I could go on but... I just think somehow it's cool to stick with the winning team, especially when you're otherwise on the losing one. (Nothing irks me more than women congratulating themselves on not being feminist, or on voting against the woman in the race. Fine if they prefer another candidate, but the smug "Ain't I cool and post-all-that" gets me.) At the same time, it's somehow ingrained in us from childhood to rebel against the authority figure, and that figure tends to be a woman (mom, teacher, evil stepmother, wicked witch).
So I still think there's a self-congratulatory zeitgeist, from a heavy backlash against the feminist movement, that says "I'm so hip, I am with the MAN! The woman is EVIL!"
Surely there's also an issue about the backlash against the Clintons as Babyboomers --think of the 60s vs. 50s as a culture clash -- and how the real "establishment" HATED them to mind-bending degrees.
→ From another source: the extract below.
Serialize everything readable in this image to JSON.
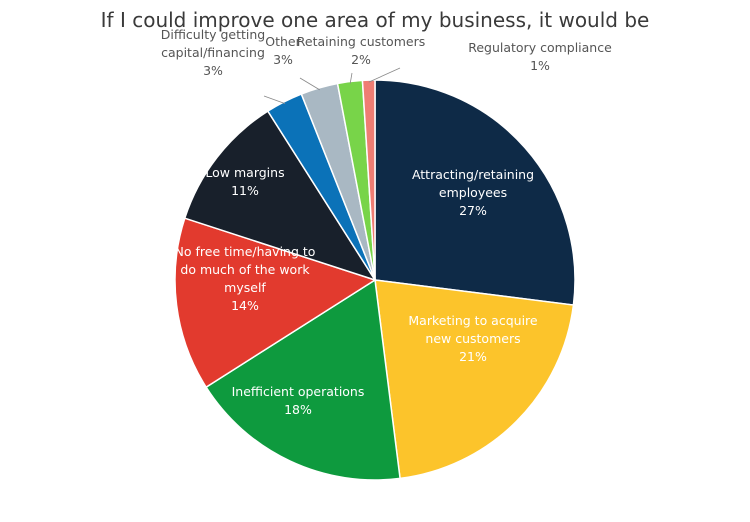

Billions of dollars. Millions of hours. Thousands of researchers. Decades of years.
Conservatives created a new backlash in the "Young Fogies," as I call them. Now ageism rears its head against Clinton -- her ankles! her wrinkles! her grandma-ness! -- which is ironic to the hilt, to me.
Sorry for rambling. I guess I have the sense that we get a very few fast steps forward (as in the 1920s and the 1970s) and then we're hit back (the 1950s, what we've seen since the 1990s) and it's such a long hard road just to get back to where we were when we were last moving in the right direction.
People don't need a real reason for vitriol against her. There ISN'T a real reason for it. With nothing but rumors, innuendo, mischaracterizations, creative dot-following, quotes out of context and outright lies, they are CONVINCED she is the Evil Stepmother Wicked Witch and everything worse!
Sanders has exploited that, RNC's work in our own party. Yet somehow it's we who read the policy positions, weigh the records, consider the sources and seek maximum progress who are outcast as fuddy-duddy unhip "establishment."
I've seen enough to know BS when I see it.